1930 AJS R7 Racing Motorcycle
Frame no. 145 359R
Engine no. 145 359R
Produced in Wolverhampton, England, the first AJS machines were sidevalve-engined lightweights offered with belt-drive transmission or optional all-chain drive with a two-speed countershaft gearbox. This latter feature enabled them to put up a good showing in the Isle of Man TT's new Junior Class for 350cc machines, an event AJS would later dominate with its famous 'Big Port' racers. By the late 1920s the 'Big Port' was nearing the end of its development, and in 1927 AJS's works race bikes appeared with a new overhead-camshaft engine. Instead of the customary shaft and bevel gears, the camshaft was chain driven, its distinctive cast-alloy case extending forwards to the front-mounted magneto. After initial lubrication problems had been sorted out, works rider Jimmy Simpson rode the 350cc version to victory in the Belgian, Swiss, Austrian and European Grands Prix in 1927. A catalogued model from 1928, the 'cammy' AJS was built in 350cc (K7) and 500cc (K10) capacities initially, customer versions being equipped with three-speed gearboxes rather than the works bikes' four-speed units. Both models were extensively improved for 1929, boasting redesigned frames, Webb forks, a stronger crankcase, different camshaft, larger brakes, a four-speed gearbox and the fashionable saddle tank.
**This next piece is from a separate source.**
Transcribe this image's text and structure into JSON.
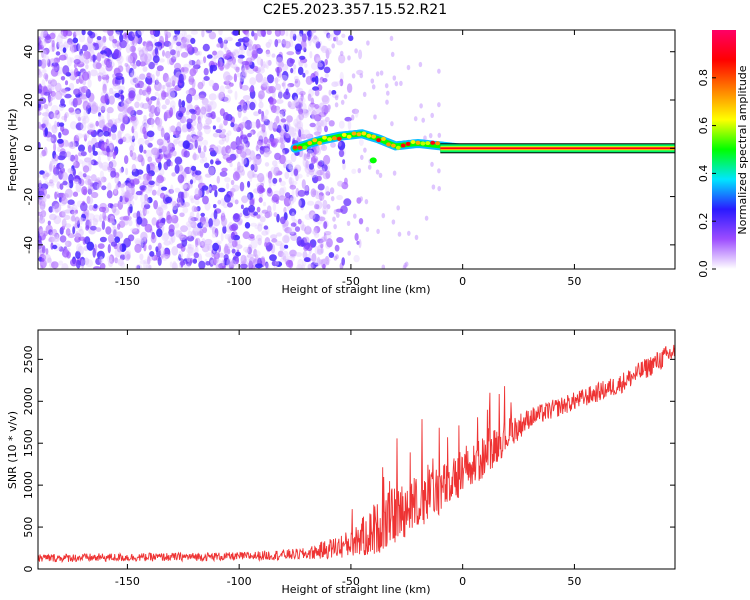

By the season's end the 350cc model (now designated 'M7') had chalked up victories in the German TT and the Grands Prix of Austria, Ulster and Europe. A 250cc version followed, Jimmy Guthrie winning the Lightweight TT on one in 1930. By this time Freddie Hicks had been hired as AJS's No.1 works rider and his renowned development skills had resulted in further improvements to the factory bikes, which scored 350-class wins at the Dutch TT and the Grands Prix of Germany, Austria, France and Ulster. Sadly, AJS's worsening financial situation curtailed further development, and although cammy S7 and S10 models were listed for 1931, production ceased later that year when the company was taken over by Matchless.
A 1930 model (as indicated by the 'R' frame/engine number suffix) this cammy AJS was previously registered 'KW 9121' in the UK (the registration being issued in Bradford, West Yorkshire) though nothing is known of its early history there. The machine subsequently passed to the Daytona Speedway Museum and in the 1990s was acquired by Team Obsolete, who reconditioned the engine and fitted new tires. It is missing the shift mechanism and instruments, and needs a full cosmetic restoration. Offered with bill of sale.
- Please note the revised estimate is $10,000-$15,000.
Please note that the correct frame and engine numbers for this motorcycle are R145259 and 145259R respectively.